Jueves 17-11-2022, XXXIII del Tiempo Ordinario (Lc 19,41-44)

«Al acercarse Jesús a Jerusalén y ver la ciudad, le dijo llorando». Hay al este de Jerusalén, en la dirección del camino que viene de Jericó, una iglesia llamada Dominus flevit. Está al otro lado del torrente Cedrón, sobre el monte de los Olivos, desde donde Jesús entró a Jerusalén para su última Pascua terrena. Desde ese montículo se contempla una impresionante panorámica de la Ciudad Santa: con el templo, la ciudad de David… Una tradición de siglos señala que fue este el lugar desde el cual el Señor, antes de entrar en la ciudad, lloró sobre ella al contemplarla. Jesús llora. Llora porque es verdadero hombre, y tiene un corazón de carne, como el nuestro. Me parece que nos viene muy bien contemplar en nuestra oración a Cristo derramando lágrimas. Él mismo había dicho: «Bienaventurados los que lloran, porque ellos serán consolados». Cristo no es de piedra, y ante el mal del mundo se necesita llorar. Él llora por los que miramos a otro lado para no ver las injusticias de nuestro alrededor. Él llora por todos los que derraman lágrimas en la soledad sin que nadie les consuele. Él llora por todos aquellos a los que ni se les ha dado tiempo de llorar. Cuando llores, acuérdate de que Él también lloró. Y lloró por ti.

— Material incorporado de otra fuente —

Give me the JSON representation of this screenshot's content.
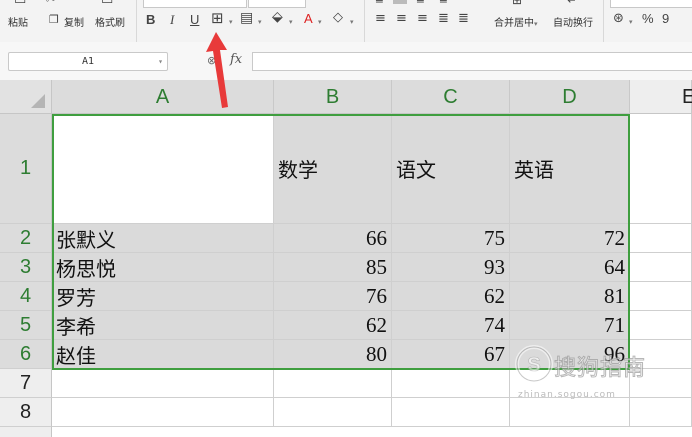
{
  "ribbon": {
    "paste_label": "粘贴",
    "copy_label": "复制",
    "format_painter_label": "格式刷",
    "bold": "B",
    "italic": "I",
    "underline": "U",
    "merge_center_label": "合并居中",
    "wrap_text_label": "自动换行",
    "percent": "%",
    "comma_style": "9"
  },
  "formula_bar": {
    "name_box": "A1",
    "fx": "fx",
    "formula": ""
  },
  "columns": [
    "A",
    "B",
    "C",
    "D",
    "E"
  ],
  "rows": [
    "1",
    "2",
    "3",
    "4",
    "5",
    "6",
    "7",
    "8"
  ],
  "header_row": [
    "",
    "数学",
    "语文",
    "英语"
  ],
  "table": [
    {
      "name": "张默义",
      "math": "66",
      "chinese": "75",
      "english": "72"
    },
    {
      "name": "杨思悦",
      "math": "85",
      "chinese": "93",
      "english": "64"
    },
    {
      "name": "罗芳",
      "math": "76",
      "chinese": "62",
      "english": "81"
    },
    {
      "name": "李希",
      "math": "62",
      "chinese": "74",
      "english": "71"
    },
    {
      "name": "赵佳",
      "math": "80",
      "chinese": "67",
      "english": "96"
    }
  ],
  "watermark": {
    "brand": "搜狗指南",
    "url": "zhinan.sogou.com"
  },
  "colors": {
    "selection_border": "#3f9e3f",
    "selected_header_text": "#2e7d32",
    "annotation_arrow": "#e83a3a"
  }
}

«¡Si al menos tú comprendieras en este día lo que conduce a la paz!». A Jesús le duele el pecado de los hombres. Le duele la obstinación de tantos corazones que se resisten y se resistirán a su venida. Le duele porque Él vino al mundo para salvarlo y conducirlo a la paz, pero los hombres lo rechazamos: «vino a los suyos, y los suyos no le recibieron». Jesús sufrió un rechazo total, porque no queremos su paz, su libertad, su salvación. Pero Él tiene entrañas de misericordia, y por eso se compadece de nosotros, se estremece en todo su ser y llora. Derrama lágrimas por Jerusalén y sus habitantes, pero sobre todo vierte sus lágrimas por cada uno de nosotros. Nosotros, como los judíos, como tantos y tantos, nos resistimos a su venida. Rechazamos su Cruz, ignoramos su inmenso Amor manifestado hasta el extremo. En el fondo de nuestro corazón, le hemos dicho tantas veces: “Has muerto por mí, y no me importa”. Por eso Jesús, hombre como nosotros, llora.

«Porque no reconociste el momento de tu venida». Verdaderamente, no hay más ciego que el que no quiere ver. Podemos abrir los ojos como Jesús y contemplar nuestra Jerusalén: familias que se rompen, niños que son asesinados en el vientre materno, países en guerra, cientos de miles de personas que no tienen donde refugiarse, unos con tanto y otros con tan poco, enemistades, rivalidades, imposiciones e intolerancias de todo, persecuciones crudelísimas de cristianos, odios, rencores… Nosotros también tenemos ojos, como Jesús. Y tenemos corazón. Acompañemos a Cristo en su dolor, en su oración, en sus lágrimas. Consolemos a ese Corazón sacratísimo que sigue sangrando por todo el mal del mundo. Dile en tu oración –y con tus obras: “Has muerto por mí, y a mí sí que me importa”.